Scientists from the Lab of Soil Mechanics (LMS) at EPFL achieved important advances at lab-scale towards the characterisation of the behaviour and the properties of Opalinus Clay for a safe geological sequestration of CO2, and the identification of the relevant processes related to shale-CO2 interactions. They successfully completed an assessment of the hydro-mechanical response of clay rock samples (on a centimetre scale) during CO2 injection and they quantified the material’s so-called entry-pressure. This pressure represents the maximum CO2 overpressure that the reservoir rock, in which the CO2 is stored, can sustain. If the entry pressure becomes too great, it displaces the pore water in the pores of the reservoir and the CO2 penetrates into the caprock. Hence, there is a strong relation between the entry-pressure and CO2 trapping efficiency of the caprock. The material the scientists used is Opalinus Clay originates from the Mont Terri Underground Research Laboratory (URL).

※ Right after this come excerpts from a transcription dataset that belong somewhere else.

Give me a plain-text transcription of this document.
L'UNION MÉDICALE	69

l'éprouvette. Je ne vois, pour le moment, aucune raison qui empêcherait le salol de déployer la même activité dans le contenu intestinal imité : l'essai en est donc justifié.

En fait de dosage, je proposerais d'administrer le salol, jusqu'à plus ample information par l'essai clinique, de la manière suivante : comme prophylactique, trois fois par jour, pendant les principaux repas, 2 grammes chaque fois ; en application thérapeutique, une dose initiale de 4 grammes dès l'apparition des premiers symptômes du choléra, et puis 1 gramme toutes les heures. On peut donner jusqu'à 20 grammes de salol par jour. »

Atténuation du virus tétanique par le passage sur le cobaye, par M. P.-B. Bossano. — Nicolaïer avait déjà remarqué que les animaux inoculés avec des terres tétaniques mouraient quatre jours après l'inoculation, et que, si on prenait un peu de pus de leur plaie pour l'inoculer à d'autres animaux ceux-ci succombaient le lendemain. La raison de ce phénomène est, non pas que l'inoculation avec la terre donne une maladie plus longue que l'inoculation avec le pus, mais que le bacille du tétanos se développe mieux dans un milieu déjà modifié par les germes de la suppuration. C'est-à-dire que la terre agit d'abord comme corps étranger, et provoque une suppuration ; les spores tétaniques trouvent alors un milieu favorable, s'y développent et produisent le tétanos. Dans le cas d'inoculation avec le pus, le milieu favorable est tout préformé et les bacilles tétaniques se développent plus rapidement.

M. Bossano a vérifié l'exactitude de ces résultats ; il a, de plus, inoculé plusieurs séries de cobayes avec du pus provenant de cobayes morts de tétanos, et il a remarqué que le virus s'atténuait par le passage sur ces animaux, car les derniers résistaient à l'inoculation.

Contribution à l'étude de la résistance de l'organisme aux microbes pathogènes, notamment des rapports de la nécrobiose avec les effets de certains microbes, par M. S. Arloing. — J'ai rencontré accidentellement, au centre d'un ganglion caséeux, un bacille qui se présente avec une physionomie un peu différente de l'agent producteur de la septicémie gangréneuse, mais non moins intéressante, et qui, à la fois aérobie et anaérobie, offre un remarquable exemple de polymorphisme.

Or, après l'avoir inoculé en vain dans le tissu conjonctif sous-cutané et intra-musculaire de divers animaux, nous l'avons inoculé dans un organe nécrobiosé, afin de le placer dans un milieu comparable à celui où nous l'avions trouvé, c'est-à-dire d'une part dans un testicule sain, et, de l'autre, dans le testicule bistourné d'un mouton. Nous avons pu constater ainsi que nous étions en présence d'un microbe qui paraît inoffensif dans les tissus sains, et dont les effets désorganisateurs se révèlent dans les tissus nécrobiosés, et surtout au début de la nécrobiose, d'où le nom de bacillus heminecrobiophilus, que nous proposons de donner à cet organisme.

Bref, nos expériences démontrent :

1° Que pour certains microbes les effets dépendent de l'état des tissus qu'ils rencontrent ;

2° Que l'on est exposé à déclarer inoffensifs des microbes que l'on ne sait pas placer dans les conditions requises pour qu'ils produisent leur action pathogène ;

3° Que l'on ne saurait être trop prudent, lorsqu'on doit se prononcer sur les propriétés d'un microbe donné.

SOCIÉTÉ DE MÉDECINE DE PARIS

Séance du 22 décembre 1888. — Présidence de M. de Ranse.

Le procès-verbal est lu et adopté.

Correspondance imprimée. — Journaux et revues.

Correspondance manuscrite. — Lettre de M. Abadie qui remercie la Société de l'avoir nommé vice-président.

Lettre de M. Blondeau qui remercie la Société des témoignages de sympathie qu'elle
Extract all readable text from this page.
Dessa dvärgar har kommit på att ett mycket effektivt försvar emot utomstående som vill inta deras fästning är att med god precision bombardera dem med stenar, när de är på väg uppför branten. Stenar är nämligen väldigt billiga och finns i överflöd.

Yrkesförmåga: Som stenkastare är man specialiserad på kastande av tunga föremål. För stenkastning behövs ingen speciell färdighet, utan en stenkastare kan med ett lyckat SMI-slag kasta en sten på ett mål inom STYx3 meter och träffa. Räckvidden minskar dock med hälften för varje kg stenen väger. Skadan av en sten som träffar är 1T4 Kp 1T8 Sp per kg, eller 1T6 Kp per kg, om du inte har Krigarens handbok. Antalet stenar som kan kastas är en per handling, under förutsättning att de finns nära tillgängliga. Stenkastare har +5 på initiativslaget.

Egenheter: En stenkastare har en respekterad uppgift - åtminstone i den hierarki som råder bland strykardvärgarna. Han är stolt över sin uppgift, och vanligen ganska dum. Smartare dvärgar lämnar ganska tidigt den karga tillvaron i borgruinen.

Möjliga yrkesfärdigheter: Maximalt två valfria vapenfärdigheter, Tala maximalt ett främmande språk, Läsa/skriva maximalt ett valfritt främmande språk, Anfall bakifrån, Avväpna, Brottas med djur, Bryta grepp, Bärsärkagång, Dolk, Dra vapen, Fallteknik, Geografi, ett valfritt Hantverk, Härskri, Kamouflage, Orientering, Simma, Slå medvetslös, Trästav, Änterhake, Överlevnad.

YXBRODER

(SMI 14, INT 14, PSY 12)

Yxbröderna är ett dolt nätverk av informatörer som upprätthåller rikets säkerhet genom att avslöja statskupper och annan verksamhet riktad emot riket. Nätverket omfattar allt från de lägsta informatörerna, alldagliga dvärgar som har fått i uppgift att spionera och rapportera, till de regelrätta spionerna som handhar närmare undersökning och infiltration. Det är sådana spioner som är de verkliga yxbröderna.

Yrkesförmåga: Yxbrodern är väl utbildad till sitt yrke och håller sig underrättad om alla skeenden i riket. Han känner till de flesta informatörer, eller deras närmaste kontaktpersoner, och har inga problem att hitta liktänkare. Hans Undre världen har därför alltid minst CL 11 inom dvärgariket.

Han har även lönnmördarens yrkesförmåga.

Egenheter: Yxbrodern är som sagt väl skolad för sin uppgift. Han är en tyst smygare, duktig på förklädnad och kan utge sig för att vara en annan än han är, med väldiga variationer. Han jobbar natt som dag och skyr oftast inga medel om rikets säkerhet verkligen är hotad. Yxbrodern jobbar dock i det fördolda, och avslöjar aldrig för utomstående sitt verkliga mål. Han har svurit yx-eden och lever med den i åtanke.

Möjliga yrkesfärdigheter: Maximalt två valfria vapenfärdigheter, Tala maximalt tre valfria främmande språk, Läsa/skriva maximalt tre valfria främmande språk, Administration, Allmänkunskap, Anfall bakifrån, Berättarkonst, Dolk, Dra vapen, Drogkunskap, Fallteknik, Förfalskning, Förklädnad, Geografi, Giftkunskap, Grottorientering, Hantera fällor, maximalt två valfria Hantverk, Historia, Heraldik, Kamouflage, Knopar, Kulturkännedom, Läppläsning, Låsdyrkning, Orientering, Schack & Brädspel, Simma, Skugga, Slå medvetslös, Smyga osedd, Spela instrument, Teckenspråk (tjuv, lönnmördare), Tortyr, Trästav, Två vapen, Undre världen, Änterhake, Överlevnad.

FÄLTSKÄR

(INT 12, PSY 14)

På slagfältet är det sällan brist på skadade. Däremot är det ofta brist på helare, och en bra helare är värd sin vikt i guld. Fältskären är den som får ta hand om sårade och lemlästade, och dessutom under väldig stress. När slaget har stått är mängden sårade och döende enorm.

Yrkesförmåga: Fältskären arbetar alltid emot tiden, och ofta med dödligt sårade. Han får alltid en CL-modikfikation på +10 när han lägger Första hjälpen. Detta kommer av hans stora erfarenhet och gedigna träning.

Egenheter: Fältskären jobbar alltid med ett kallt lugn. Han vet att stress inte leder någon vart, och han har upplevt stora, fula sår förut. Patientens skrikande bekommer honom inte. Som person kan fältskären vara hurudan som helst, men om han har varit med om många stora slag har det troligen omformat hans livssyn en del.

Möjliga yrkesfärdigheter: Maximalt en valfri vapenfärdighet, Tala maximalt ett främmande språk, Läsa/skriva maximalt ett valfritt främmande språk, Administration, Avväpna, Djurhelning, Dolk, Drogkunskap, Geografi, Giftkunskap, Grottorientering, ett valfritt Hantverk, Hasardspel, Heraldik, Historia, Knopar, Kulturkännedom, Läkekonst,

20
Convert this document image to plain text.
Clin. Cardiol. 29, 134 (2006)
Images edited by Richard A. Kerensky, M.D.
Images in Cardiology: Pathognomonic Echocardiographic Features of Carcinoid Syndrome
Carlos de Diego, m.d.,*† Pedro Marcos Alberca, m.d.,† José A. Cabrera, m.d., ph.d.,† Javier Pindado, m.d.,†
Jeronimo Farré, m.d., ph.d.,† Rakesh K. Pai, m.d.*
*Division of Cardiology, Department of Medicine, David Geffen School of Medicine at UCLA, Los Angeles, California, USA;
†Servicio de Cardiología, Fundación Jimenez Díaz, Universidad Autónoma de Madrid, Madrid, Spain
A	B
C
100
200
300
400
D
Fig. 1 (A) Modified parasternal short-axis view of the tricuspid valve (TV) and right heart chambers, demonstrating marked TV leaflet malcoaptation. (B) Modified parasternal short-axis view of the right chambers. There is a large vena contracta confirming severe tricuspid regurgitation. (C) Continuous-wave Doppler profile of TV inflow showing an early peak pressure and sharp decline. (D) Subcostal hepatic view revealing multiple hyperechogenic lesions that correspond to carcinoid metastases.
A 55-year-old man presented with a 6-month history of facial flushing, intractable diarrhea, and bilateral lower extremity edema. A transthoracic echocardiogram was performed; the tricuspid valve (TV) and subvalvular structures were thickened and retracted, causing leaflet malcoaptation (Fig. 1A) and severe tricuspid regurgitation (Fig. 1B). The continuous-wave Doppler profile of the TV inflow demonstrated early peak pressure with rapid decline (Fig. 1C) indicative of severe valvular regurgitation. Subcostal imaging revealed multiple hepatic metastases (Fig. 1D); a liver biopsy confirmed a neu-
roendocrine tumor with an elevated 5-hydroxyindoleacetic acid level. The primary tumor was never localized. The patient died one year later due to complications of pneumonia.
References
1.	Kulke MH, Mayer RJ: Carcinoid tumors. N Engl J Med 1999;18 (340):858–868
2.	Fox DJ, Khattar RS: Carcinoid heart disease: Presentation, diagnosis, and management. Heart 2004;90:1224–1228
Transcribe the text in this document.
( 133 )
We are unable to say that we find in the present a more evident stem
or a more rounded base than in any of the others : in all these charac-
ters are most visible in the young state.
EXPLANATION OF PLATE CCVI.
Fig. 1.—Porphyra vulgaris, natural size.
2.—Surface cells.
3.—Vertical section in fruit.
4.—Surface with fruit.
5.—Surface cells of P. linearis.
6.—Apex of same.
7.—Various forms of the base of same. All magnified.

Scientists from the Rock Physics and Mechanics Lab at ETHZ teamed up with the Digital Rocks Lab at Imperial College London to study the effects of deformation and swelling on flow within Opalinus Clay fractures using novel X-ray computed tomography techniques. Their collaborative effort showed how shearing of fractures, a potential consequence of micro-seismicity, can open flow pathways, but that subsequent flow of water through these fractures quickly seals up the void space, thereby limiting leakage through the caprock.
Under the umbrella of the ELEGANCY-ACT project, the group also studied the possibility of caprock leakage of CO2 at a larger scale by in-situ CO2 injection tests at the Mont Terri URL. In a unique setup, the scientists investigated how the exposure to CO2-rich fluid affects the sealing capacities of a caprock hosting a fault – the Mont Terri Main Fault – and evaluated potential leaks.
After characterizing the fault’s transmissivity and permeability by water injection tests, while monitoring for eventual micro-seismic events, the scientists launched a long-term injection of CO2-saturated water at constant pressure and at a rate of approximately 0.04 millilitres per minute, to evaluate rock-CO2 interaction. The first results already after three months were promising, showing fault self-sealing soon after the CO2 injection, probably caused by swelling of the caprock. The injection is ongoing since 13 moths at present.
The final and future goal is to inject CO2-saturated water into the fault core for a few more weeks while monitoring its geo-mechanical response. Additional tracers and transmissivity tests at regular time intervals helped to determine the fluid path evolution and to infer the potential diffusion of CO2 from the water.
Additional to the experimental approach, scientists from EPFL, ETHZ and SED performed numerical simulation to characterize the geo-mechanical behaviours of the caprock in the Mont Terri experiment. They evaluated the response of the fault to long term injection performed with water. Results of the modelling confirmed the low permeability of the fault and suggested a possible fracture-like connection between injection and monitoring points. Results suggested also that the permeability reduces in the region near the injection. A preliminary interpretation is that porosity changes because of swelling effects of the clay, as observed in the lab experiments on rock samples. More complex models are under development, to address other key processes such as poroelastic effects and minor fracture reactivation that are important in the evaluation of potential micro-seismicity.